Twitter previously fact-checked a tweet Trump published in May in which he argued that California’s mail-in ballots will be “substantially fraudulent.”

Trump’s tweets “contain potentially misleading information about voting processes and have been labeled to provide additional context around mail-in ballots,” Twitter spokeswoman Katie Rosborough told The Washington Post in May, regarding the decision.

Actress Alyssa Milano and Daniel Goldman, the lead investigator for the Democrats’ impeachment of Trump, are among several celebrities and high-profile Democrats who suggested the image is evidence that Trump is suppressing votes.

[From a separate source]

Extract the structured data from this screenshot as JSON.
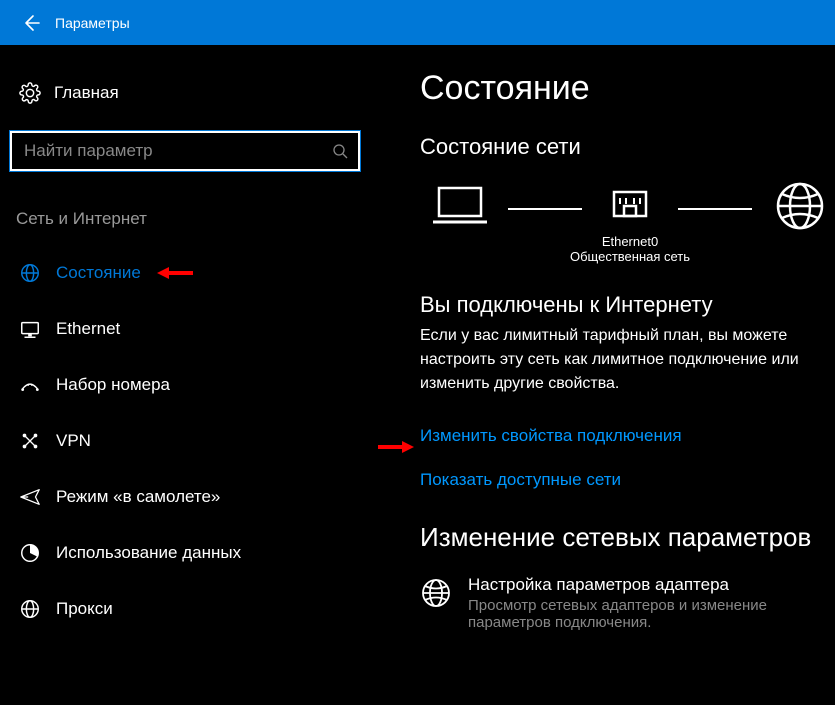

The image of stacked boxes is not what it appears, according to photojournalist Gary He.

He noted in an Aug. 17 Twitter thread that the circulated image of the boxes are from Hartford Finishing Inc., a powder finishing company in Wisconsin.  The journalist reported in the tweet that someone at Hartford Finishing told him that the company handled contracts for USPS for years.

A USA Today fact-check published Aug. 17 determined the tweets were false, noting that Hartford Finishing has a contract to collect mailboxes.

Rex Chapman, who played for the NBA’s Charlotte Hornets, posted an Aug. 17 tweet claiming mailboxes in Burbank, California are being locked for nefarious purposes.

USPS apparently have for years locked mail boxes. Collection boxes in the San Fernando Valley were at times fixed with locks due to a growing number of thefts, the Los Angeles Daily News reported in April 2016.